Tout son malheur était dû à cela ! N’eût-il pas mieux valu que chaque péché de sa vie apportât avec lui sa rapide et sûre punition ! Il y a une purification dans le châtiment. La prière de l’homme à un Dieu juste devrait être, non pas : Pardonnez-nous nos péchés ! Mais : Frappez-nous pour nos iniquités !…
Le miroir curieusement travaillé que lord Henry lui avait donné il y avait si longtemps, reposait sur la table, et les amours d’ivoire riaient autour comme jadis.

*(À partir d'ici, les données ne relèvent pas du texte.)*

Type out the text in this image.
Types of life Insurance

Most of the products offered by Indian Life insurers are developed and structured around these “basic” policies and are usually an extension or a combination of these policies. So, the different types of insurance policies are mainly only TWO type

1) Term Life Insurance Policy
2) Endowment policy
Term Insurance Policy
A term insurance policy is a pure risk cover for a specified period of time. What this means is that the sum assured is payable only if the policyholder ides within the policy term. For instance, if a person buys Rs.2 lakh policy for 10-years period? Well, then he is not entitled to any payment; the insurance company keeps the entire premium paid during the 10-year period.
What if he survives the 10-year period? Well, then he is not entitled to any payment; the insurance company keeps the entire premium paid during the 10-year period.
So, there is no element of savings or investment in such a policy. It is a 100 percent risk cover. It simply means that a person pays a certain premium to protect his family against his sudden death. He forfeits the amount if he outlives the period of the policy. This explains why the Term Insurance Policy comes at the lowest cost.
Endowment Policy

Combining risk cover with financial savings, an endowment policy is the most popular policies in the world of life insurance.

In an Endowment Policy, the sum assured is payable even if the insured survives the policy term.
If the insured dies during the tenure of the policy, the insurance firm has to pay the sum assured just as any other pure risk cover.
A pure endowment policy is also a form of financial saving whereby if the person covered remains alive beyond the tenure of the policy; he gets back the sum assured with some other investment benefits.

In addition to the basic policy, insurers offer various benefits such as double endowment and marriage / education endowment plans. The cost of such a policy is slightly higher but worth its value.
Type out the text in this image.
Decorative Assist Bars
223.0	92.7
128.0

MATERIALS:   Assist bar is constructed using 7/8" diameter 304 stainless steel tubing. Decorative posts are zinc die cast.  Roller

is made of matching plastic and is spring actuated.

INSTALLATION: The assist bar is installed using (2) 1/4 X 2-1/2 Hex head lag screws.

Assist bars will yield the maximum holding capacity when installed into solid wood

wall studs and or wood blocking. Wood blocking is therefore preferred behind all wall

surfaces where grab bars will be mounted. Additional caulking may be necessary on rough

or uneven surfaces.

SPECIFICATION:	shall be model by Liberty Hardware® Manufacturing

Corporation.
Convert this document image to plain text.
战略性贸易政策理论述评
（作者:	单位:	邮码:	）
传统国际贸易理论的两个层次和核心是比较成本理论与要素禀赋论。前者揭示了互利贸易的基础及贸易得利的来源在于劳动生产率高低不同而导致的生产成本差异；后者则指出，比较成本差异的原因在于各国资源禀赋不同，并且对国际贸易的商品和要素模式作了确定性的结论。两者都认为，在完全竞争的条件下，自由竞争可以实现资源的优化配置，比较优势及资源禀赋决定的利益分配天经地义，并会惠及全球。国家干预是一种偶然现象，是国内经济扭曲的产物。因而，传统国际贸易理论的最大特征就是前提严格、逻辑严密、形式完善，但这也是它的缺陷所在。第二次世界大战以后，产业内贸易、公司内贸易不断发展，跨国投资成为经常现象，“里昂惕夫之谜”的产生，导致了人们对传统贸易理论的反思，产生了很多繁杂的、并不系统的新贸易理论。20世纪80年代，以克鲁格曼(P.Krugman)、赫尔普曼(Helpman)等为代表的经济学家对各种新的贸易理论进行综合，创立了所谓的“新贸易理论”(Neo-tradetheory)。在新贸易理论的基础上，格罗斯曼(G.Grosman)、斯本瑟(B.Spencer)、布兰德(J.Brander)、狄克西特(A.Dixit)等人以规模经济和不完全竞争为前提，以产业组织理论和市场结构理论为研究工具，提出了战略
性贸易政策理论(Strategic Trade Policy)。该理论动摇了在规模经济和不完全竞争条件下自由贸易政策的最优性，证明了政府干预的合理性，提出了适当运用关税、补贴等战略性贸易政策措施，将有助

Il le prit, ainsi qu’il l’avait fait, cette nuit d’horreur, alors qu’il avait pour la première fois, surpris un changement dans le fatal portrait, et jeta ses regards chargés de pleurs sur l’ovale poli.
Une fois, quelqu’un qui l’avait terriblement aimé, lui avait écrit une lettre démentielle, finissant par ces mots idolâtres : « Le monde est changé parce que vous êtes fait d’ivoire et d’or. Les courbes de vos lèvres écrivent à nouveau l’histoire ! »
Cette phrase lui revint en mémoire, et il se la répéta plusieurs fois.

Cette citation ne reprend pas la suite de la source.